A delicate balanceFollowing its unanimous approval Monday of a joint statement denouncing North Korea’s repeated launches of ballistic missiles and a warning of upcoming additional sanctions, the UN Security Council discussed details of the sanctions in an emergency meeting Tuesday. The United States is ready to call for a restriction of oil supplies to the North and a ban on hiring North Korean workers overseas, not to mention blocking the North from exporting coal as agreed earlier. Uncle Sam is prepared to impose even tougher sanctions that demand UN member nations sever their diplomatic relations with North Korea.
The United States says it will punish North Korea if it provokes again. However, as it already test-fired ballistic missiles eight times this year, Washington has come up with stronger threats to prevent additional provocations by putting pressure on Pyongyang in advance.
We take special note of the remarks by U.S. Ambassador to the United Nations Nikki Haley that the Donald Trump administration is willing to have dialogue with North Korea — but not until Pyongyang stops its nuclear development and other tests. That means the Trump administration has eased its conditions for dialogue from “abandoning all nuclear programs” to a freezing of them.
U.S. Secretary of State Rex Tillerson has already reassured the Kim Jong-un regime of its security by announcing that Washington will not pursue four options; regime change, destroying the regime, acceleration of unification of the Korean Peninsula and the marching of troops across the 38th parallel.

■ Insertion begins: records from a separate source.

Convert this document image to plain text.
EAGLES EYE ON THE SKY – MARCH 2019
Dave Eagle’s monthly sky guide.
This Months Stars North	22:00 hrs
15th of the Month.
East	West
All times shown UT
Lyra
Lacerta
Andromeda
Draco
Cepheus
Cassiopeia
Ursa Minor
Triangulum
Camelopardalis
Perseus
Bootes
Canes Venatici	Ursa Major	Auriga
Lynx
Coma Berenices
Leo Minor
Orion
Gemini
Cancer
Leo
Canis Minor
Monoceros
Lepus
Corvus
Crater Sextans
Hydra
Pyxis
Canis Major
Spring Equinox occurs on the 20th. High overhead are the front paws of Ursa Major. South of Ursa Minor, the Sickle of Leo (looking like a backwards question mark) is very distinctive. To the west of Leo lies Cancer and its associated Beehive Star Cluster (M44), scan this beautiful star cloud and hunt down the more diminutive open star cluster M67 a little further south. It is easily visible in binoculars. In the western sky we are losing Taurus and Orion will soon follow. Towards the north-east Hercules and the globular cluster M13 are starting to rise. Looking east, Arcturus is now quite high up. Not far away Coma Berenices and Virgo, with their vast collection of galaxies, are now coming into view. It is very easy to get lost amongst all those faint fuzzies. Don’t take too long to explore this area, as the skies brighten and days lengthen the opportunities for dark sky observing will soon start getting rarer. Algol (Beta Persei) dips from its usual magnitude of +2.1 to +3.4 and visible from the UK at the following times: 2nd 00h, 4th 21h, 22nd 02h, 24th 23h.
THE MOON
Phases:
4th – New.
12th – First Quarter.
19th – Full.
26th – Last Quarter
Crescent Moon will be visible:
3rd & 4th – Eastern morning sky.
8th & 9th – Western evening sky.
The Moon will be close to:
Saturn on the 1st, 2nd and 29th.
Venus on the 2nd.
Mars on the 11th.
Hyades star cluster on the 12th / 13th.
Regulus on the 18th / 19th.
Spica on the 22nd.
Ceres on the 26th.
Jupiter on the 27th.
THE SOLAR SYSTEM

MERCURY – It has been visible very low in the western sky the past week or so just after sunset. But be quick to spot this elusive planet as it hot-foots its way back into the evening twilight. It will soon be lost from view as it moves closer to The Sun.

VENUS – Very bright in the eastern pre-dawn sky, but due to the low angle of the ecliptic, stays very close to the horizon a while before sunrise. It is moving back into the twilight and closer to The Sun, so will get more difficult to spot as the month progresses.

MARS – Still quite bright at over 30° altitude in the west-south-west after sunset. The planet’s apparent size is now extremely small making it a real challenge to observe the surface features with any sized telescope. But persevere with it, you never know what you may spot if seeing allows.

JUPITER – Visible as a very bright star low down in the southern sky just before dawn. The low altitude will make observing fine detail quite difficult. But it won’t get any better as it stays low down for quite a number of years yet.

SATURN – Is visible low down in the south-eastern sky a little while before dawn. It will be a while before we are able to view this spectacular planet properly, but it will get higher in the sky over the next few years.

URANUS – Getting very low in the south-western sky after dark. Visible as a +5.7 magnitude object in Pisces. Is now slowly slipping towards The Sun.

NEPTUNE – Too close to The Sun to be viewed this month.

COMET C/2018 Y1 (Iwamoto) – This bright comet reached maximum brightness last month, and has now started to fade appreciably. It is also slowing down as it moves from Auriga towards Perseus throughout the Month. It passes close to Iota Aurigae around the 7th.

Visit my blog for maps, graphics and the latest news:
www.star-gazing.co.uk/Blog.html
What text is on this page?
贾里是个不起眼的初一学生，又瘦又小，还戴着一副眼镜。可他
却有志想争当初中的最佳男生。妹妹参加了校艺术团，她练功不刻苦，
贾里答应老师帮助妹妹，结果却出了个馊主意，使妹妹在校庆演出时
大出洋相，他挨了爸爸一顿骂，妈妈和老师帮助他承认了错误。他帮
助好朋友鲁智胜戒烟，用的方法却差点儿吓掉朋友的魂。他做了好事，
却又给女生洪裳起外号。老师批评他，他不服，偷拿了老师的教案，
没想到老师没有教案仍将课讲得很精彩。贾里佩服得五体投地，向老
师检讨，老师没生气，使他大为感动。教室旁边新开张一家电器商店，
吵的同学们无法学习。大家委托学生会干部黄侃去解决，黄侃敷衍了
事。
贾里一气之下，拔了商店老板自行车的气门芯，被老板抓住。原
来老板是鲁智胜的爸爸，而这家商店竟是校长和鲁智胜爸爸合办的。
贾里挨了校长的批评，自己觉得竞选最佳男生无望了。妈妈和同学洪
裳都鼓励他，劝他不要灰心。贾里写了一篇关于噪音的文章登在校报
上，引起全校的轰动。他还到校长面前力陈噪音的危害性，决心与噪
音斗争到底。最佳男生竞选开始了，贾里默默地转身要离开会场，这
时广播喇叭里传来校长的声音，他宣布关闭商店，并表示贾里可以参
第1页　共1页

Therefore, the U.S. government’s additional sanctions and eased preconditions for dialogue can be seen as an intent to bring the recalcitrant state to the negotiation table through a reinforced “carrot and stick” approach.
Washington is reacting to remarks in Oslo last week by Choe Son-hui, director-general of the North America bureau of North Korea’s foreign ministry, in which she said Pyongyang would suspend its nuclear tests and missile launches in exchange for the U.S.’s ending of hostile policies toward the North, lifting of sanctions and a peace treaty with Pyongyang.
The delicate shift in Washington’s position coincides with President Moon Jae-in’s position that South Korea will react to North Korea step-by-step if it first freezes its nuclear program. We hope both sides have full discussions about those tricky points before a summit between Moon and Trump in Washington next month.